Ce mois-ci dans ma chronique blogs sur la Radio suisse romande, les questions de bioéthique.

La bioéthique fait l'objet de débats car elle ne s'arrête pas à  ce que dit ou fait la science mais l'interroge. Elle confronte les points de vue, chacun pouvant apporter sa pierre à  l'édifice en fonction de son vécu, ses convictions ou sa religion, et fournit un échange permettant d'aller au fond des choses et au-delà  des apparences. Le but final ? Construire un monde dans lequel nous pouvons tous vivre ! C'est notamment pour toutes ces raisons que la France a lancé récemment les états généraux de la bioéthique, prélude à  la révision d'ici 2011 de sa loi de bioéthique datant de 2004 et déjà  dépassée.

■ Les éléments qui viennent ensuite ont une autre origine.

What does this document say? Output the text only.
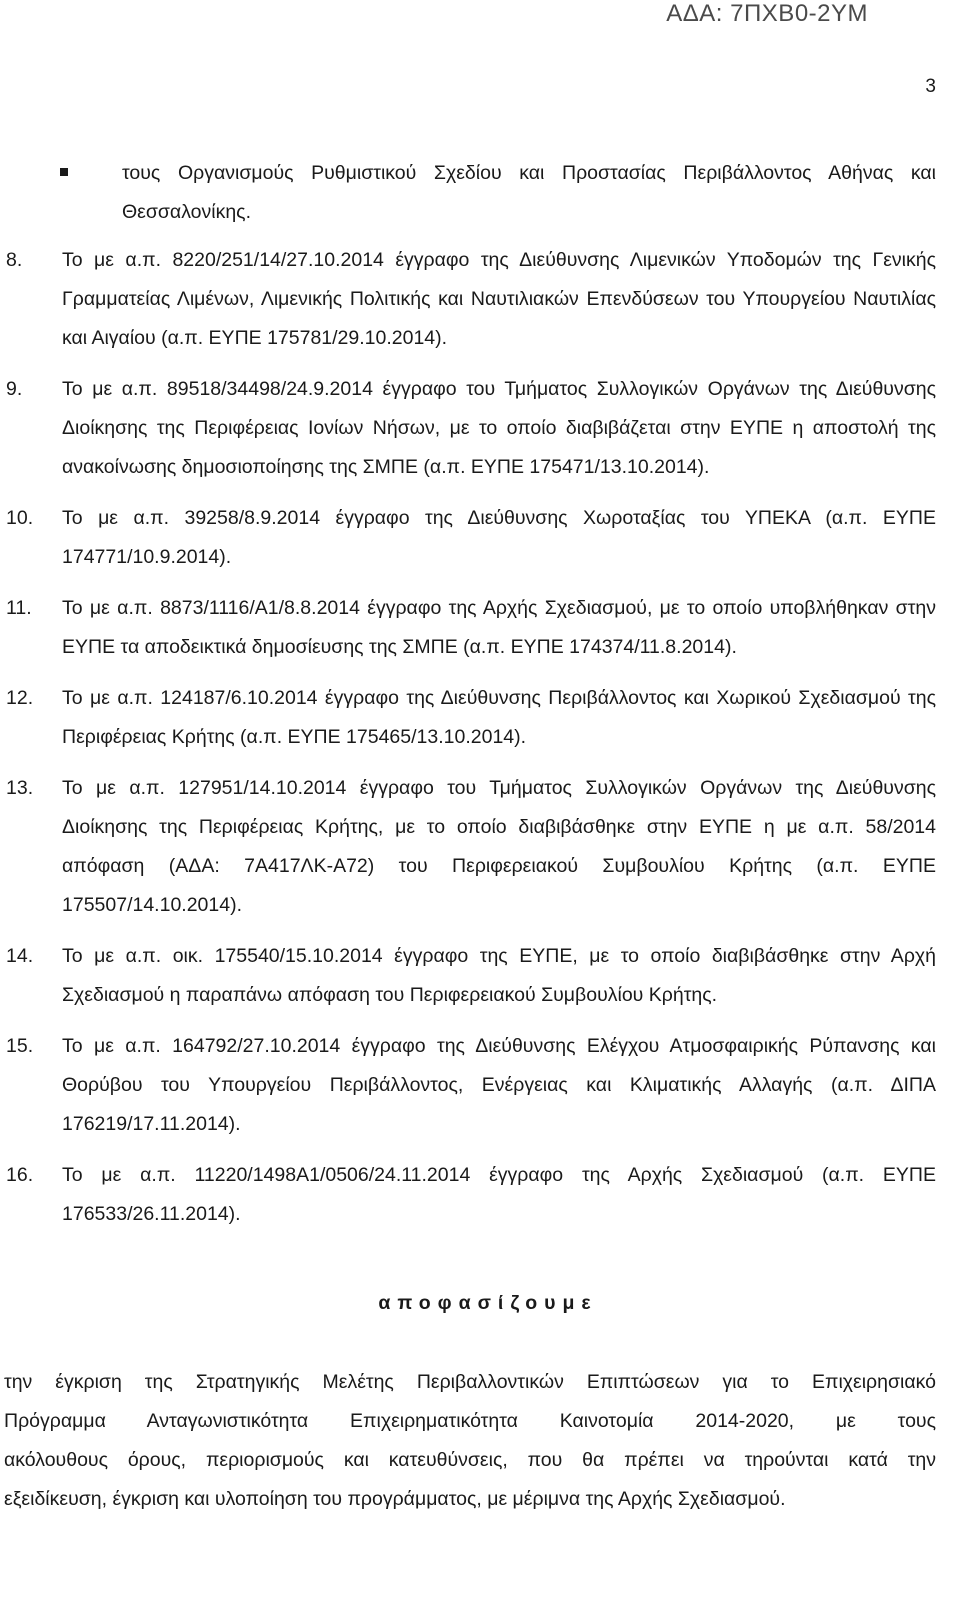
ΑΔΑ: 7ΠΧΒ0-2ΥΜ
3
τους Οργανισμούς Ρυθμιστικού Σχεδίου και Προστασίας Περιβάλλοντος Αθήνας και Θεσσαλονίκης.
8. Το με α.π. 8220/251/14/27.10.2014 έγγραφο της Διεύθυνσης Λιμενικών Υποδομών της Γενικής Γραμματείας Λιμένων, Λιμενικής Πολιτικής και Ναυτιλιακών Επενδύσεων του Υπουργείου Ναυτιλίας και Αιγαίου (α.π. ΕΥΠΕ 175781/29.10.2014).
9. Το με α.π. 89518/34498/24.9.2014 έγγραφο του Τμήματος Συλλογικών Οργάνων της Διεύθυνσης Διοίκησης της Περιφέρειας Ιονίων Νήσων, με το οποίο διαβιβάζεται στην ΕΥΠΕ η αποστολή της ανακοίνωσης δημοσιοποίησης της ΣΜΠΕ (α.π. ΕΥΠΕ 175471/13.10.2014).
10. Το με α.π. 39258/8.9.2014 έγγραφο της Διεύθυνσης Χωροταξίας του ΥΠΕΚΑ (α.π. ΕΥΠΕ 174771/10.9.2014).
11. Το με α.π. 8873/1116/Α1/8.8.2014 έγγραφο της Αρχής Σχεδιασμού, με το οποίο υποβλήθηκαν στην ΕΥΠΕ τα αποδεικτικά δημοσίευσης της ΣΜΠΕ (α.π. ΕΥΠΕ 174374/11.8.2014).
12. Το με α.π. 124187/6.10.2014 έγγραφο της Διεύθυνσης Περιβάλλοντος και Χωρικού Σχεδιασμού της Περιφέρειας Κρήτης (α.π. ΕΥΠΕ 175465/13.10.2014).
13. Το με α.π. 127951/14.10.2014 έγγραφο του Τμήματος Συλλογικών Οργάνων της Διεύθυνσης Διοίκησης της Περιφέρειας Κρήτης, με το οποίο διαβιβάσθηκε στην ΕΥΠΕ η με α.π. 58/2014 απόφαση (ΑΔΑ: 7Α417ΛΚ-Α72) του Περιφερειακού Συμβουλίου Κρήτης (α.π. ΕΥΠΕ 175507/14.10.2014).
14. Το με α.π. οικ. 175540/15.10.2014 έγγραφο της ΕΥΠΕ, με το οποίο διαβιβάσθηκε στην Αρχή Σχεδιασμού η παραπάνω απόφαση του Περιφερειακού Συμβουλίου Κρήτης.
15. Το με α.π. 164792/27.10.2014 έγγραφο της Διεύθυνσης Ελέγχου Ατμοσφαιρικής Ρύπανσης και Θορύβου του Υπουργείου Περιβάλλοντος, Ενέργειας και Κλιματικής Αλλαγής (α.π. ΔΙΠΑ 176219/17.11.2014).
16. Το με α.π. 11220/1498Α1/0506/24.11.2014 έγγραφο της Αρχής Σχεδιασμού (α.π. ΕΥΠΕ 176533/26.11.2014).
αποφασίζουμε
την έγκριση της Στρατηγικής Μελέτης Περιβαλλοντικών Επιπτώσεων για το Επιχειρησιακό
Πρόγραμμα Ανταγωνιστικότητα Επιχειρηματικότητα Καινοτομία 2014-2020, με τους
ακόλουθους όρους, περιορισμούς και κατευθύνσεις, που θα πρέπει να τηρούνται κατά την
εξειδίκευση, έγκριση και υλοποίηση του προγράμματος, με μέριμνα της Αρχής Σχεδιασμού.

Cette réflexion sur la bioéthique est vaste est vaste mais on en trouve quelques éléments sur les blogs. Regardons d'abord du côté du blog créé par la Conférence des évêques de France (une grande première !), qui devrait couvrir à  terme tous les thèmes des états généraux, des recherches sur l'embryon à  la maternité pour autrui en passant par le diagnostic prénatal et l'assistance médicale à  la procréation. C'est un blog très vivant, avec de longs commentaires auxquel les auteurs du blog prennent la peine de répondre. Exemple, ce billet sur la maternité pour autrui écrit par le doyen de la faculté de théologie de Lyon, également membre du Comité consultatif national d'éthique. Xavier Lacroix s'y oppose à  l'assistance médicale à  la procréation pour les personnes célibataires et les couples homosexuels, ainsi qu'aux mères porteuses, soit une opinion très tranchée et nettement argumentée. Mais les commentaires n'offrent pas moins une belle palette d'opinions variées et de témoignages, entre le chercheur qui raconte les premiers stades du zygote mû par un "souffle de vie", le citoyen qui se penche sur la notion de "famille" ou deux jeunes femmes qui racontent leur impossibilité physique de porter un enfant à  terme mais se divisent sur le recours à  la gestation pour autrui ou non.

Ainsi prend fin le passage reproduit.